Примерно в час ночи измаявшийся художник, насыщенный сомнениями, пришел к выводу, что подбор полотен к эксплуатации несколько односторонен и не отражает объема авторской сути. Позвонив на окраину города в обитель, то есть в башню, еще не полностью погруженную в предстоящую ночь, Потемкин извинился и попросил подошедшего к телефону муравья-монументалиста Фиолетова подняться в его, Потемкина, келью, дабы подозвать оттуда к аппарату Герасима Тминного, буде он там живой окажется. К счастью, а может, к полному отсутствию такового, Тминный ночевал в безногом кресле абсолютно живой, свернувшись эмбрионом и таким преспокойным образом дожидаясь своего друга. Потемкин Христом-богом упросил Геру взять определенную связку работ художника, обмотанную зеленым проводом, бежать с нею на стоянку такси, за расходы не беспокоиться.

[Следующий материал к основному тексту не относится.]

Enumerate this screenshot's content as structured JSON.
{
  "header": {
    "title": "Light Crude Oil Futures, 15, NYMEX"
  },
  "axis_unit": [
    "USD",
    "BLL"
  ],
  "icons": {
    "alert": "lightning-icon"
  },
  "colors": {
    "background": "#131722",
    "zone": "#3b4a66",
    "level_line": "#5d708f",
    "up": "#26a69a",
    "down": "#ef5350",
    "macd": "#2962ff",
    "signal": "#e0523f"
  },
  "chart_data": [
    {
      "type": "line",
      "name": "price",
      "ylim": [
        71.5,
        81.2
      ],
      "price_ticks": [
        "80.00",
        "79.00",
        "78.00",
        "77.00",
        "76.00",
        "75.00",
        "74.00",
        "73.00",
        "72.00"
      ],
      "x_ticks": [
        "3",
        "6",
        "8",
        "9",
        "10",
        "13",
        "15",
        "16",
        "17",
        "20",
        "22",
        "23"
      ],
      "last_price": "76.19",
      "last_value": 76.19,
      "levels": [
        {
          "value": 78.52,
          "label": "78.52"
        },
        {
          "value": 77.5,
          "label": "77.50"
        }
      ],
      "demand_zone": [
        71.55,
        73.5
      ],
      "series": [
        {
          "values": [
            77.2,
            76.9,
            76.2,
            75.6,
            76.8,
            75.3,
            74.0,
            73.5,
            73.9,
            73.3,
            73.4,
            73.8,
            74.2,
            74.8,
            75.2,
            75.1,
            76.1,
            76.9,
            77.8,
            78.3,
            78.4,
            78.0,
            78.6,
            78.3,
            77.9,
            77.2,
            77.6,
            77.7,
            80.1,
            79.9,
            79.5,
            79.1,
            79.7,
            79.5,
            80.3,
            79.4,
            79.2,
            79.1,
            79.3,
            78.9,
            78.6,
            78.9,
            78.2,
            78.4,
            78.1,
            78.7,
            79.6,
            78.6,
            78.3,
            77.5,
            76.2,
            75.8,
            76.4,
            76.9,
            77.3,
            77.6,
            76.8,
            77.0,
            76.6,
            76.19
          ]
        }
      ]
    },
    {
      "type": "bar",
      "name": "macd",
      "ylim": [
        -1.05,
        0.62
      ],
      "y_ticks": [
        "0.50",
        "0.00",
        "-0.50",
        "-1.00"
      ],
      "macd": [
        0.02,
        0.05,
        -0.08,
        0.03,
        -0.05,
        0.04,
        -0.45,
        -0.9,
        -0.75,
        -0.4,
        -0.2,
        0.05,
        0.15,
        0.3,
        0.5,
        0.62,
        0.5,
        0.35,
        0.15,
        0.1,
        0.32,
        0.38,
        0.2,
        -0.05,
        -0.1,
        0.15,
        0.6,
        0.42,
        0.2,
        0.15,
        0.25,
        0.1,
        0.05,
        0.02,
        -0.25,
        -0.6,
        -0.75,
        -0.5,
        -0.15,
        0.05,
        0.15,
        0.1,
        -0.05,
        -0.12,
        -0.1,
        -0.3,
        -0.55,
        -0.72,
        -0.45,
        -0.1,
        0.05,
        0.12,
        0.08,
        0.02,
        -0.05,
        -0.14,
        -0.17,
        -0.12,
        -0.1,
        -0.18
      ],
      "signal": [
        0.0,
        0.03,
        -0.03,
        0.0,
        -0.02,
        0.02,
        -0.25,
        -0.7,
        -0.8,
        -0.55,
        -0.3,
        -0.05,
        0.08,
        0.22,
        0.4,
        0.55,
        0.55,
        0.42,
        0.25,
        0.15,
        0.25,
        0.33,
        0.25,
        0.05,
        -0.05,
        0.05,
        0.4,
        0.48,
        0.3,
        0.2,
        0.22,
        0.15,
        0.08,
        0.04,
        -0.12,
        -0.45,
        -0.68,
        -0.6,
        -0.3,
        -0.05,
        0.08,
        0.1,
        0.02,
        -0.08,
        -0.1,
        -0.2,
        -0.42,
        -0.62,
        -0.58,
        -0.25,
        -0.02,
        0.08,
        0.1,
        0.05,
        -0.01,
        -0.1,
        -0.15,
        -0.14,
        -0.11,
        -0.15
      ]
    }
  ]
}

А сизым, тусклым, как бы еще непроснувшимся декабрьским утром, когда первые посетители выставки, а именно — уборщица и старичок вахтер, дремавший в определенном закутке, неторопливо прошлись через зал, где выставился Потемкин, в воздухе, помимо аромата красок, олифы и еще чего-то сугубо казенного, запахло сенсацией. На свой страх и риск добавил Потемкин несколько «синтезированных» портретов, рассовав их по темным углам зальца, и оттого проступавших из основной толпы работ еще более неожиданно, если не вызывающе. Портрет протопопа Аввакума с лицом, похожим на комического киноактера, затем Петр Великий, изображенный в полный рост, в малинового отлива галифе. Пожалуй, только портрет Даши, написанный совсем недавно и весьма пронзительно действовавший на зрителя бездонностью изображенных глаз, этот бесспорный шедевр, никого, кроме модели, не напоминавший (если не считать прародительницы Евы), ничего предосудительного в эмоциях зрителя не вызывал. Но даже этот портрет исполнен был в такой странной выпукло-откровенной манере, что, глядя на него, начинаешь незамедлительно ощущать весьма определенное волнение в крови. Потемкин изобразил Дашу, словно вырезанную из кости или драгоценного камня, словно увеличенный во много раз барельефчик камеи перенес на полотно. И только. Всего лишь одна голова женщины, да шея, да самая верхушка бюста, но было это все таким теплым, плотским цветом подано, что первой мыслью при взгляде на портрет была мысль: а что дальше? За гранью портрета? И мгновенное ощущение: перед вами обнаженная. И все же, несмотря на отсутствие посторонних атрибутов, художник и здесь остался верен идее синтеза, обозвав Дашу легендарным, если не мифическим именем: под портретом значилось «Лилит». Там же, в углу зальца, только на другой стене, образующей этот угол, — портрет старинного авантюриста с лицом, как две капли похожим на лицо известного ныне поэта Пречистенского. На лбу бородавка. На щеке — другая. И все бы ничего: подумаешь, сходство! Ну, забавляется малый, резвится таким образом, себя ищет. Подвел Потемкина портрет одного стародавнего царского вельможи, синтезированного на полотне с обличьем влиятельного в художнических кругах академика живописи, с конца тридцатых годов ничего не писавшего, но в приемной комиссии игравшего определенную, весьма ощутительную роль.